Extinction is never final and good intentioned dinosaur preservationists will always be the unwitting dupes of corporate profit mongers are the two unwavering themes of this series. This means that Bryce Dallas Howard (wearing sensible boots instead of the much ridiculed high heels from the last installment) and Chris Pratt’s dinosaur wrangler get to return to be the dupes and saviors fighting against the suits (Rafe Spall and Toby Jones) who will be eventual T-Rex meals.
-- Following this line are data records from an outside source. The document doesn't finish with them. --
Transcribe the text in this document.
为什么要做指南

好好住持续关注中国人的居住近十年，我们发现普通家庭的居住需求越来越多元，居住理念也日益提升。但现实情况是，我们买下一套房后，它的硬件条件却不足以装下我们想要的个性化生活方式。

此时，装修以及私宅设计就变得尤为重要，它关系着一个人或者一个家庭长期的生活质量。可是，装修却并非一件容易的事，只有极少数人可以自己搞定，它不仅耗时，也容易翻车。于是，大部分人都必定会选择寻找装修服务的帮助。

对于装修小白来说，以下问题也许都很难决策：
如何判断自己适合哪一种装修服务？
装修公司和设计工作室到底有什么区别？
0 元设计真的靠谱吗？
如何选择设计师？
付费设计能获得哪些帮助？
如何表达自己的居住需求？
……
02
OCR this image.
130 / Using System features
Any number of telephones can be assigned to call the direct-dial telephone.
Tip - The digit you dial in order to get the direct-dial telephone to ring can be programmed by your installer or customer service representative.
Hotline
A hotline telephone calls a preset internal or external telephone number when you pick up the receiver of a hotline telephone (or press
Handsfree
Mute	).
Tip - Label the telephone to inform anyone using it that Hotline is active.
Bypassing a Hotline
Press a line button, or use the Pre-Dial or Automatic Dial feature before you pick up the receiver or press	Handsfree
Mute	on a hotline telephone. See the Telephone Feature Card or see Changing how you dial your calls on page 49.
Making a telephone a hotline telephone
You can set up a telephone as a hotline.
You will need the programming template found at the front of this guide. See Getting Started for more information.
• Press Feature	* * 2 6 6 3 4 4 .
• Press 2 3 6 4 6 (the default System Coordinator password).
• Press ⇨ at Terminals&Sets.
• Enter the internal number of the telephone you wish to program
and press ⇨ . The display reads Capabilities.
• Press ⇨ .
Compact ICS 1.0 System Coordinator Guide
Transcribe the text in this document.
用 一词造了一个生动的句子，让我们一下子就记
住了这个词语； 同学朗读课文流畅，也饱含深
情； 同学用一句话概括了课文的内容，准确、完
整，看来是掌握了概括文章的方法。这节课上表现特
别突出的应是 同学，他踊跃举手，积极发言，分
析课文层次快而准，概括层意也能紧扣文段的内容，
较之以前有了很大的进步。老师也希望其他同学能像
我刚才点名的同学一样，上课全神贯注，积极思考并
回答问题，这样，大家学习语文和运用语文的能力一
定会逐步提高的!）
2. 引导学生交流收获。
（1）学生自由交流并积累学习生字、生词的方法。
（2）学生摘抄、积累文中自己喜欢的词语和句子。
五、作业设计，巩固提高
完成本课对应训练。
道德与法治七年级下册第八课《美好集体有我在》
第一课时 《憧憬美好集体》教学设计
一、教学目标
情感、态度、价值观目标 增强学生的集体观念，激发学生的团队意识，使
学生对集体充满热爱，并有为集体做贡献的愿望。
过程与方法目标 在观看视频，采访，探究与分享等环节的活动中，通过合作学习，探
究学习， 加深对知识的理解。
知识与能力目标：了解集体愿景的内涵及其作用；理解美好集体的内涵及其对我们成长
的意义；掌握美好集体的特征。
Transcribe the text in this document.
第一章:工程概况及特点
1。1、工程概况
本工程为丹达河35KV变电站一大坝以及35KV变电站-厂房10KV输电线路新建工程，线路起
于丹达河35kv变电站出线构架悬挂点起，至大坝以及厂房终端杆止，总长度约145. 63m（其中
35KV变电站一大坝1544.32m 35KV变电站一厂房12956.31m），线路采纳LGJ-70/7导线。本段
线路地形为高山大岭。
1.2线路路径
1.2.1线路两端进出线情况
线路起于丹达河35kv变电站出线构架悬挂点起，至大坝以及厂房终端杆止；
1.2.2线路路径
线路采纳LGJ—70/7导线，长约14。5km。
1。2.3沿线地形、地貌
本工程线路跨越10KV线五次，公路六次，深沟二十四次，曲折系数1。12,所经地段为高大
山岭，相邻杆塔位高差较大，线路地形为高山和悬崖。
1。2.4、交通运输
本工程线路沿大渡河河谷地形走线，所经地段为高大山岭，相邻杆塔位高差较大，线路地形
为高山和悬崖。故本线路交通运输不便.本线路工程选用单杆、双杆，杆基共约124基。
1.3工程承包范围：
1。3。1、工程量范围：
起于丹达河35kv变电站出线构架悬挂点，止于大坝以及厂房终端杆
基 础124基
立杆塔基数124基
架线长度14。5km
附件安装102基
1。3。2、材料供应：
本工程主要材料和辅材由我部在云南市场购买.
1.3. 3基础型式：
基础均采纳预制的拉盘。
Screenwriters Colin Trevorrow (who will helm the next installment and got unjustly dumped from directing Star Wars IX once his critically mauled and fan trolled Book of Henry flopped) and Derek Connolly (Jurassic World, Kong:Skull Island) craft the story to director J.A. Bayona’s haunted house strengths. That means the remaining Jurassic zoo gets transported to a creaky monster mansion filled with hidden chambers, dark corridors and subterranean labs and holding pens.
Bayona manages to hold it all together (just barely) by finding moments of sadness, pathos and tragedy to mix in with the requisite dinosaur terror.
The title transition from “Park” to “World” implies that it is our world that is falling and will fall in the next installment. Fallen Kingdom sets up what the series has always aspired to be: the next Planet of the Apes.